The Effect of Settler Colonialism on Native Peoples
1. The very fundamental first step to understanding the Native American experience in this country is to acknowledge that they exist. This might seem simple, but historically it's been something that we've refused to do. When people speak of the "melting pot" of cultures in this country, Native American ones are often the last to come to mind. People think of Native Americans as people who aren't really around anymore, and when we do acknowledge their existence, we use caricatures of them for marketing or name our towns and landmarks after derogatory names for them, often treating them as if they're a monolith and not a vast expanse of different cultures. To confront the history of our genocide against Native Americans, we need to just start treating them like any other ethnicity. Changing Columbus Day to Indigenous People's Day doesn't solve anything unless we make it mandatory to teach about the genocide of the Native Americans alongside the teachings of slavery and other atrocities committed by this country. It makes sense why the genocide against the Natives isn't often as compulsive in a lot of curriculums nationwide, as we were sterilizing them until less than fifty years ago. This country doesn't really like to acknowledge its dark past unless it can pretend like it's long behind us and no longer a problem, but we need to be able to see the fact that things like this are still happening to this day.

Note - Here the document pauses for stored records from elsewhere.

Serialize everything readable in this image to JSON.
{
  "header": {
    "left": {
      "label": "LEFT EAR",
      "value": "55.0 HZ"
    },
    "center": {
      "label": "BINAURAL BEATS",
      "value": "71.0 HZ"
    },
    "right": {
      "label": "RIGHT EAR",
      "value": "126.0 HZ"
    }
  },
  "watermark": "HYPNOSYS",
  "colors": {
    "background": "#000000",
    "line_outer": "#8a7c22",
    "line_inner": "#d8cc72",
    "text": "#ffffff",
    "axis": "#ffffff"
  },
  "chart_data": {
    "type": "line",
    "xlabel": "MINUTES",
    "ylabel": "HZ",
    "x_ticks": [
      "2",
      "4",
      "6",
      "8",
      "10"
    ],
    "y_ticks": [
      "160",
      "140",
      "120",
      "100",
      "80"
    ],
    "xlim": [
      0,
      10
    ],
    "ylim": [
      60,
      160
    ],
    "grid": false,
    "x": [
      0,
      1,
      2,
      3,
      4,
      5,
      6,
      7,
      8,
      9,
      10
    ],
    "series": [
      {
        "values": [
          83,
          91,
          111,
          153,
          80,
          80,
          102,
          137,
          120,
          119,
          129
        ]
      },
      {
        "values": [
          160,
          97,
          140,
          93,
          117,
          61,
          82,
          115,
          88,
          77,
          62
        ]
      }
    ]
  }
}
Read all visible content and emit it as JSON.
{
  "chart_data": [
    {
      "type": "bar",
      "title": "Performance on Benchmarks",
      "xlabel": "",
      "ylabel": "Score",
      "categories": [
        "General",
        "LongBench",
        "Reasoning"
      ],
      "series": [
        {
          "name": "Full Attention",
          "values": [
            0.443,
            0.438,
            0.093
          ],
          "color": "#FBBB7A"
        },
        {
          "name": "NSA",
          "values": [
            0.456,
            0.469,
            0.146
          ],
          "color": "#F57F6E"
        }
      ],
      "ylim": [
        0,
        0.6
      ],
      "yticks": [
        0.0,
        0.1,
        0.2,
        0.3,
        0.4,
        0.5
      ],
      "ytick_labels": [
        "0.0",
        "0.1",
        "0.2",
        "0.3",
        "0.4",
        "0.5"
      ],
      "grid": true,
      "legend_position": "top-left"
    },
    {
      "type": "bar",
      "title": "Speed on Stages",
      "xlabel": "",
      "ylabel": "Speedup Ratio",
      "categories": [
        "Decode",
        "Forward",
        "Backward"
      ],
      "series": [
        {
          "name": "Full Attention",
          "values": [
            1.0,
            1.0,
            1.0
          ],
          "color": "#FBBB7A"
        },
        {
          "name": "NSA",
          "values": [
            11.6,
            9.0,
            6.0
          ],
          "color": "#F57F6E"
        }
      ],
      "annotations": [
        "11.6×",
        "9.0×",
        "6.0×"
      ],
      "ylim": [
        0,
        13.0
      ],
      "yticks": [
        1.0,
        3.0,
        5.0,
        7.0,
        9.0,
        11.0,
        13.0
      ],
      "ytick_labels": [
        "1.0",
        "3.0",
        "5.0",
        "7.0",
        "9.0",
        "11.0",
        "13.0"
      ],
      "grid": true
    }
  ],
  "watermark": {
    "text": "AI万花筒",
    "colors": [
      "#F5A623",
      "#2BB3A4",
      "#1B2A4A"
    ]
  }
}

2. By far the greatest step which can be taken to remove the stereotypes associated with Native Americans is to just do research when portraying them in media. From what I've seen, the vast majority of negative stereotypes of Native Americans seem to originate from poorly researched and unrealistic depictions of them, from the Massachusetts flag showing a bizarre amalgamation of different indigenous cultures, to the artwork in front of the MFA showing an entirely unrealistic representation of what Native Americans looked like in Boston. If non-Native people just tried to research what native culture actually looked like, they could avoid these offensive missteps.
3. Unlike the stealing of land or the naming of locations after racist slurs, the murder of native people isn't really something which can just be reversed. At the same time, it should be clear to everyone by now that merely apologizing for these actions isn't going to get anything done. I think, again, that a major solution for this is just education. Almost every child in America is going to have learned about slavery by the time they're a teenager, and the same should be the case for the murder of Native Americans. The genocide sought to remove them from their land and completely replace them with a new race of people, and so by continuing to platform Native Americans and tell about how they were the initial ones here prior to the genocide, we are actively counteracting what the genocide was trying to do.
4. The best way for non-indigenous people to be allies is probably just for them to try to give them a voice whenever possible. I understand that this is easier said than done, as it can be argued that the average non-indigenous person also has no real voice in society, but the reason that Native Americans have been treated so horribly over the course of the last few centuries is simply that we refused to listen to them. In the eighteenth century they weren't given a say in what land they were allowed to own, and two hundred years later they weren't given a say in whether or not they would be allowed to have children, as mass forced sterilizations took place. These things would never had happened if they had a louder voice in our government and an overall more dominant presence in society.